My parents were married in 1922 and the original house that my
parents lived in was also built in 1922. It was just a two room
house with an attic (upstairs) and a small dirt cellar. It is located
just 18 miles southwest of Napoleon. (In the southwest corner of
Logan County near the Emmons and McIntosh County lines). Although
the house was later enlarged, it was just a hole in the ground underneath
the house. From a hole in the kitchen floor, which was covered with
a small flat door, we could crawl down into the dirt cellar. The
cellar was used to store jars of canned food as well as potatoes,
onions, and other food.
The two rooms in the original house were the kitchen and living
room and there were no closets. The living room also served as a
bedroom. Work clothes were hung on nails on the wall and Sunday
clothes (what little there was) were kept in a kind of home made
wardrobe (Kleiderschrank). In our German we called it “the
Also, we had shelves on the wall near the entry in the kitchen
to hold hats, caps and mittens. Usually because all the nails and
shelves were full, some clothes were on the floor. Winter sheepskin
coats were usually against the wall, on the floor, or under the
shelves. Even though we tried to sweep our overshoes clean, they
usually still had cow manure on them and were lined up in the kitchen
against the wall or on a pile like the coats.

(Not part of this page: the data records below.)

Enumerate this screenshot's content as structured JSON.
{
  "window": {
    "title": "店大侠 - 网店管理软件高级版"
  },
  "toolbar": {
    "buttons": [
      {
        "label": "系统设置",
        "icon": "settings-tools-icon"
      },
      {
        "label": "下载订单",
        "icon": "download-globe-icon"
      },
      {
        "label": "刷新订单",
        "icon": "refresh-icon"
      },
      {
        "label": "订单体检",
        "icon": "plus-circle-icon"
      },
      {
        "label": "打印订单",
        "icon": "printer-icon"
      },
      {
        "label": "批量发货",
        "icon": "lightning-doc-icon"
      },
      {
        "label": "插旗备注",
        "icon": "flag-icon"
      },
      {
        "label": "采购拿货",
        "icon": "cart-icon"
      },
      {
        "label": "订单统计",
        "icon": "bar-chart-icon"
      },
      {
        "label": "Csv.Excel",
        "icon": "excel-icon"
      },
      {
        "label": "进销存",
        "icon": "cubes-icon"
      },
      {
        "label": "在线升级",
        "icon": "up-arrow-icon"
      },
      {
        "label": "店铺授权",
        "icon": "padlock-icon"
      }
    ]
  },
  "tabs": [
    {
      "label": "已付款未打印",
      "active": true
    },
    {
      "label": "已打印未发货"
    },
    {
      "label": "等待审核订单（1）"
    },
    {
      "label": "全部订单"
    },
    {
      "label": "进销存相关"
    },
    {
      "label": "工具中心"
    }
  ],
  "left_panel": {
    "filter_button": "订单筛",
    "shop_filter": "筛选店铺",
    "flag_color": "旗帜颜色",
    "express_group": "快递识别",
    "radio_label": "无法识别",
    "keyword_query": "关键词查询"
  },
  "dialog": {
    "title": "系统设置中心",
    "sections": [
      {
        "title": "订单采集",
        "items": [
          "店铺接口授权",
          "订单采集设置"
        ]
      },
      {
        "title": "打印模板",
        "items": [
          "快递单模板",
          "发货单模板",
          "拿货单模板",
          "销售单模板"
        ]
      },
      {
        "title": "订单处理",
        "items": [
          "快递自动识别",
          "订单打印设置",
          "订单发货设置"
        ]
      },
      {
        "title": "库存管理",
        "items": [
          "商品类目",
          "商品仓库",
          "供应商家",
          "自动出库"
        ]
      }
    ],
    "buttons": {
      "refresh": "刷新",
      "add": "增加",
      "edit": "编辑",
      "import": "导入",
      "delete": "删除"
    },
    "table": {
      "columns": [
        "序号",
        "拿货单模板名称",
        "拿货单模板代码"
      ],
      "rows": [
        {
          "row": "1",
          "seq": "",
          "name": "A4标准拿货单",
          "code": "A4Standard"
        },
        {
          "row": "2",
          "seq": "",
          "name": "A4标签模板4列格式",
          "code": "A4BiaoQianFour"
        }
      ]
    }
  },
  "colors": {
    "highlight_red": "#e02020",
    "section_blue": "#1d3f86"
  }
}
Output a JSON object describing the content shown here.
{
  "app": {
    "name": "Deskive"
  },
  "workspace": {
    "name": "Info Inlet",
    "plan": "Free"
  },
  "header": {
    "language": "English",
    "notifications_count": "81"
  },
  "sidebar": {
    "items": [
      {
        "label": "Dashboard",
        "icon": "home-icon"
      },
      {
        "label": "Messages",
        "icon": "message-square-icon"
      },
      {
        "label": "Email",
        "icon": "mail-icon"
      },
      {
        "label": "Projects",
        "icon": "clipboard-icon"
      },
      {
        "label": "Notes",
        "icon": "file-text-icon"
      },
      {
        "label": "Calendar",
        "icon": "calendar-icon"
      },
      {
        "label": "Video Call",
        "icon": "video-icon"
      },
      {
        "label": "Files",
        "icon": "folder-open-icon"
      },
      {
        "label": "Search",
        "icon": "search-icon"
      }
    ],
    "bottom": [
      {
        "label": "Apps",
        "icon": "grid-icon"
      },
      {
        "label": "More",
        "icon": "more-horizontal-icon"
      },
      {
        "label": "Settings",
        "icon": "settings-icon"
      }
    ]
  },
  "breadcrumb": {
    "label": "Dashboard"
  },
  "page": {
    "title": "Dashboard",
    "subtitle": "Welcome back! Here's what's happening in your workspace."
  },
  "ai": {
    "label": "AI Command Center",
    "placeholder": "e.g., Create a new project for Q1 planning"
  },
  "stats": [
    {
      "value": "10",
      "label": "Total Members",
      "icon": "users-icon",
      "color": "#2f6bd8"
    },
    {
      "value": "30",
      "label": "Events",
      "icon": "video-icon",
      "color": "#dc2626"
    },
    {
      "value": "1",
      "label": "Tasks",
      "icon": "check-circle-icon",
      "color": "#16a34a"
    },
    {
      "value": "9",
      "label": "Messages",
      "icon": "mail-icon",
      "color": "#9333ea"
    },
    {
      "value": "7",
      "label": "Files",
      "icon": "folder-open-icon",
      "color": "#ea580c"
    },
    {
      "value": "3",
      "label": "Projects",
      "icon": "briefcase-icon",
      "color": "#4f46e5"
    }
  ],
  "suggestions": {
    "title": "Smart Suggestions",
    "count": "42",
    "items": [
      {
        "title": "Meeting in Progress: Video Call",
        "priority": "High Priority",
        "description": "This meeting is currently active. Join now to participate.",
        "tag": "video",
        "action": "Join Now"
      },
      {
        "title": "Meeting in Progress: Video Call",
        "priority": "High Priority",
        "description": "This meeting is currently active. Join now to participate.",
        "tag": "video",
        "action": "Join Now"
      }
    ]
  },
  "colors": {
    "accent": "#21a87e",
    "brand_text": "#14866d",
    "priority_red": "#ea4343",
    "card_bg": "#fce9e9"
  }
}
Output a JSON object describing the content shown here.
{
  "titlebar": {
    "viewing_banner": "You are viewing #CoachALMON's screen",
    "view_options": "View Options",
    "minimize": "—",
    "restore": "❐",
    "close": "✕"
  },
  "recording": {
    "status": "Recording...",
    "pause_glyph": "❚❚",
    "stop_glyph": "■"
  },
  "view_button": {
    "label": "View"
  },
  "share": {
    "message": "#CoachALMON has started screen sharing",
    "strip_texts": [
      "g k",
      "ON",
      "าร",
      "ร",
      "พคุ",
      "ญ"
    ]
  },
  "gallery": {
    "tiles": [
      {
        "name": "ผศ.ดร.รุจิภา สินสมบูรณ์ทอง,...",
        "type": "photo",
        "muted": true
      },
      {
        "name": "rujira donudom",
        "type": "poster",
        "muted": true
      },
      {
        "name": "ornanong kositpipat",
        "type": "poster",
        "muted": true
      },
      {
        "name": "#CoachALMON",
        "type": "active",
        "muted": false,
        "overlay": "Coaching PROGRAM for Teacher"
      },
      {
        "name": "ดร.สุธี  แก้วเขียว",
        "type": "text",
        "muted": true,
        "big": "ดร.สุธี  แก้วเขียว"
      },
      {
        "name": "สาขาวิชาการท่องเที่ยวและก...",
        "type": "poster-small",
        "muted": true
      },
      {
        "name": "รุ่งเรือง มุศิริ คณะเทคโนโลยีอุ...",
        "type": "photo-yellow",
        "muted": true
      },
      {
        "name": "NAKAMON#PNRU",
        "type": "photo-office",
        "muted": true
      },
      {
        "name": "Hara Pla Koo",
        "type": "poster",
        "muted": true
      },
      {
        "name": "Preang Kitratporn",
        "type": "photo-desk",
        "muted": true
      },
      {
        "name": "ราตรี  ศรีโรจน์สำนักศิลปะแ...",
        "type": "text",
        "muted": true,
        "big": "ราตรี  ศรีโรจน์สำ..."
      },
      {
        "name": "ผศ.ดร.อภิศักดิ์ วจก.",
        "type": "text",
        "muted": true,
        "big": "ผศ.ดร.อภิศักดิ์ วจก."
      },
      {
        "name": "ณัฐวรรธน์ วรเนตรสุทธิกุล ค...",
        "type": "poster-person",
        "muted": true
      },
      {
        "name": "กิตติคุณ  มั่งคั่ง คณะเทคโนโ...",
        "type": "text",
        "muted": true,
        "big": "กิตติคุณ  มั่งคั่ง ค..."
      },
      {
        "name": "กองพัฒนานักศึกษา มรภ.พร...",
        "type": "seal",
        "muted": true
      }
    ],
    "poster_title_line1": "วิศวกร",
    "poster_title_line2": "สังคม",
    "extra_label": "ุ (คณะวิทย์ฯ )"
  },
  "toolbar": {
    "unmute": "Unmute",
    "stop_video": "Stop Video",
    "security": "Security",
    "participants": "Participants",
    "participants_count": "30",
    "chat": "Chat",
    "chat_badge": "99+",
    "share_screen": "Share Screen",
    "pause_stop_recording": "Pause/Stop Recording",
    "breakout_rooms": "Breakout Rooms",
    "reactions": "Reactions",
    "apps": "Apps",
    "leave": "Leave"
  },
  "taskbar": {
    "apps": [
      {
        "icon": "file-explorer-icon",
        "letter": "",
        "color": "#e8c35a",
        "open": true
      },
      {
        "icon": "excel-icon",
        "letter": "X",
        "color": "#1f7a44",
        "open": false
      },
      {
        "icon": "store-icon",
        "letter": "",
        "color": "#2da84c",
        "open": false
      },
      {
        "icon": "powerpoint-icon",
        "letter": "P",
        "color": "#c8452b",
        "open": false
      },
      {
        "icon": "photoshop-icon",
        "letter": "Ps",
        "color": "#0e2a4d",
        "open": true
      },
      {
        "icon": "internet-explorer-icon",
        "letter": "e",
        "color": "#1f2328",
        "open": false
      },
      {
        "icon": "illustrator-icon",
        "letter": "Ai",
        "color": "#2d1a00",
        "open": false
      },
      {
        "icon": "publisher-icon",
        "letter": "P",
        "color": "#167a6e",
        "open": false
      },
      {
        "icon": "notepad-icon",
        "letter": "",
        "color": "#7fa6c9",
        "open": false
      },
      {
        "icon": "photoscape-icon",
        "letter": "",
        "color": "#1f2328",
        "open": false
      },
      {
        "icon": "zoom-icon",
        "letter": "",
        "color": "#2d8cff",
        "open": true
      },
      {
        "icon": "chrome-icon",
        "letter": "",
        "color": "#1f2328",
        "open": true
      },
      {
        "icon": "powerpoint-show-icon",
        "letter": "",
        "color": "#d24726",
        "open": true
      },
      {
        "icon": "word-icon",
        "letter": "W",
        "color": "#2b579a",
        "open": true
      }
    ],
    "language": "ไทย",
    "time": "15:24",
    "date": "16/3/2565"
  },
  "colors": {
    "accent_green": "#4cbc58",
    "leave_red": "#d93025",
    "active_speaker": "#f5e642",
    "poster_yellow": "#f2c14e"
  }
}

The living room in the original house was 15’ 3” x
15’ 5” and the kitchen was 15’ 3” x 13’
2”. The stair steps from the kitchen to the attic (upstairs)
went almost straight up. (You could say they are almost vertical).
Under the stair steps was a very small pantry. That is why the kitchen
was a little smaller than the living room. The upstairs was not
heated. Only in the center area of the upstairs (attic) was the
ceiling high enough for a grown person to stand up because the north
and south walls were the inside of the slanted roof. As the number
of the children increased, some of the older ones started to sleep
upstairs. My parents and all others slept in the living room. The
east end of the upstairs was petitioned off to be used as a bedroom.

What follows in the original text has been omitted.